Abstract
242443
Introduction: The phase III VISION trial demonstrated that 177Lu-PSMA-617 (PSMA-RLT) prolonged overall survival in patients with metastatic castration-resistant prostate cancer (mCRPC). Common side effects of PSMA-RLT include xerostomia, bone pain, and myelosuppression. The Brief Pain Inventory (BPI) and Functional Assessment of Cancer Therapy-Prostate (FACT-P) scores have also been previously validated for pain response and health-related quality of life analysis in mCRPC patients. The objective of this project is to evaluate the role of baseline PSMA PET/CT (bPET) in predicting hematologic toxicity and patient-reported outcomes in mCRPC patients undergoing PSMA-RLT.
Methods: Patients enrolled in the Expanded Access Program for PSMA-RLT at UCLA (NCT: 04825652) with available bPET, toxicity data, and patient-reported outcomes (BPI, FACT-P, and Xerostomia Questionnaire) were included in this retrospective analysis. TRAQinform IQ technology (AIQ Solutions-Madison, WI) was used to conduct region of interest (ROI)-based analyses at bPET, and SUVmean and volume (cm3) across all lesion-ROI across the whole-body, the skeleton outside lesion-ROI, and salivary glands were extracted. Cox regression models were used to evaluate the following associations:
• Whole-body tumor volume and SUVmean with time to worsening of FACT-P scores (defined as a decrease of >10 points from baseline) and time to first occurrence of Grade 3 or 4 hematologic toxicity (by CTCAE)

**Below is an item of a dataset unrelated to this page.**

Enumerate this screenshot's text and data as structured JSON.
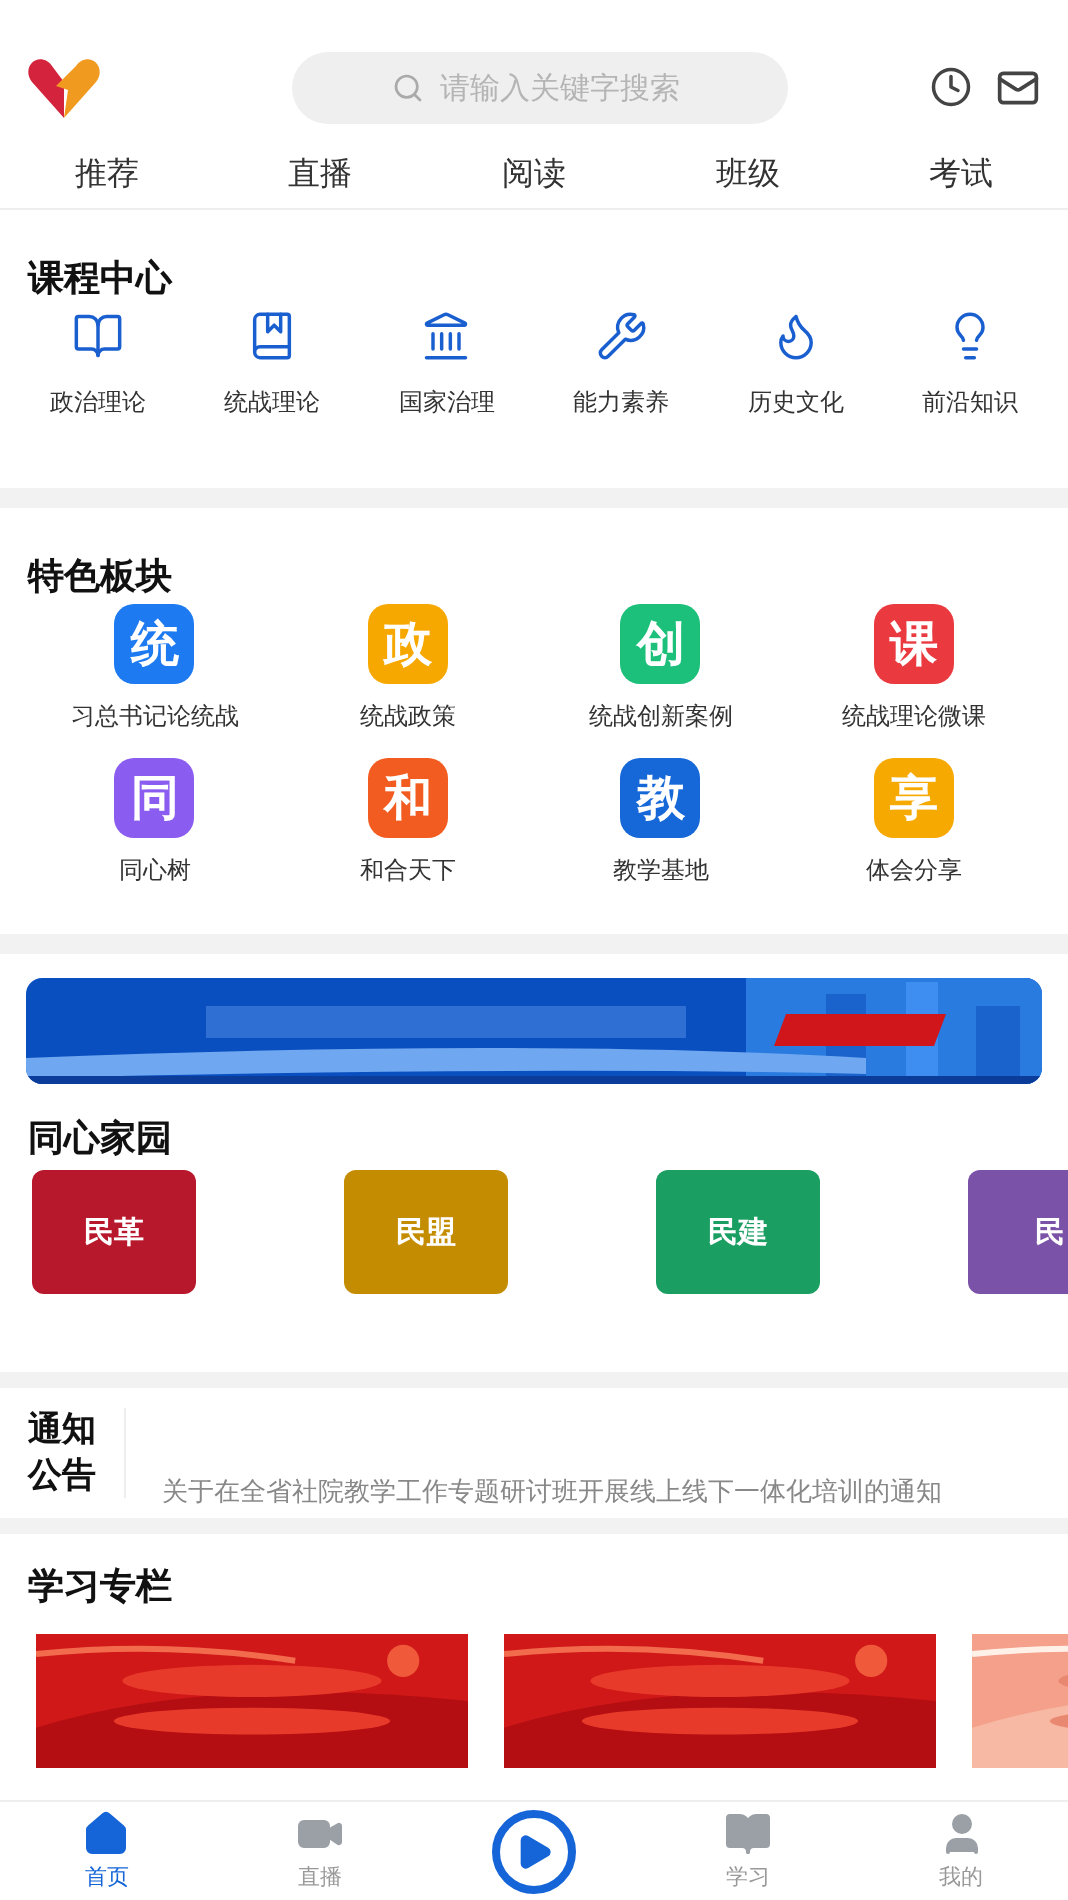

• Skeleton volume and SUVmean with time to worsening of BPI Pain Severity and Pain Interference scores (defined as a 30% increase or at least 2 points from baseline) and time to first occurrence of Grade 3 or 4 hematologic toxicity
A mixed-effect linear regression model was also used to evaluate the associations between salivary gland volume and SUVmean with Xerostomia Questionnaire scores (scores ranged from 11 to 33, with higher scores indicating increased salivary gland toxicity).
Results: 61 mCRPC patients were included. In univariate Cox regression models, skeletal volume and whole-body SUVmean were associated with a longer time to first occurrence of Grade 3 or 4 hematologic toxicity (HR = 0.95, p = 0.021; HR = 0.75, p = 0.004 respectively), while whole-body tumor volume was associated with a shorter time to first occurrence (HR = 1.07, p = 0.001). In multivariate Cox regression models evaluating associations between skeleton volume and SUVmean with time to worsening of BPI Pain Interference scores, the time since diagnosis was associated with a longer time to worsening (HR = 0.85, p = 0.01; HR = 0.86, p = 0.011 respectively). In multivariate Cox regression models evaluating associations between skeleton and whole-body SUVmean with time to first occurrence of Grade 3 or 4 hematologic toxicity, baseline hemoglobin was associated with a longer time to first occurrence (HR = 0.61, p = 0.005; HR = 0.62, p = 0.007 respectively). In a mixed-effect linear regression evaluating associations between salivary gland SUVmean and volume with Xerostomia Questionnaire scores, the number of cycles was associated with higher scores (mean estimate: 0.68, p = 0.002, mean estimate: 0.68, p = 0.001 respectively). In multivariate Cox regression models evaluating associations between whole-body SUVmean with time to worsening of FACT-P scores, whole-body SUVmean was associated with a longer time to worsening (HR = 0.74, p = 0.033), while time since diagnosis was associated with a shorter time to worsening (HR = 1.09, p = 0.047). Table 1 summarizes the results of the multivariate analyses.
Conclusions: In this retrospective analysis of 61 mCRPC patients treated with PSMA-RLT, whole-body SUVmean was associated with a longer time to worsening of FACT-P scores in a multivariate Cox regression model, although bPET parameters were generally not predictive of hematologic toxicity or patient-reported outcomes in other multivariate analyses. Validation in a larger, prospective, multicenter cohort is warranted.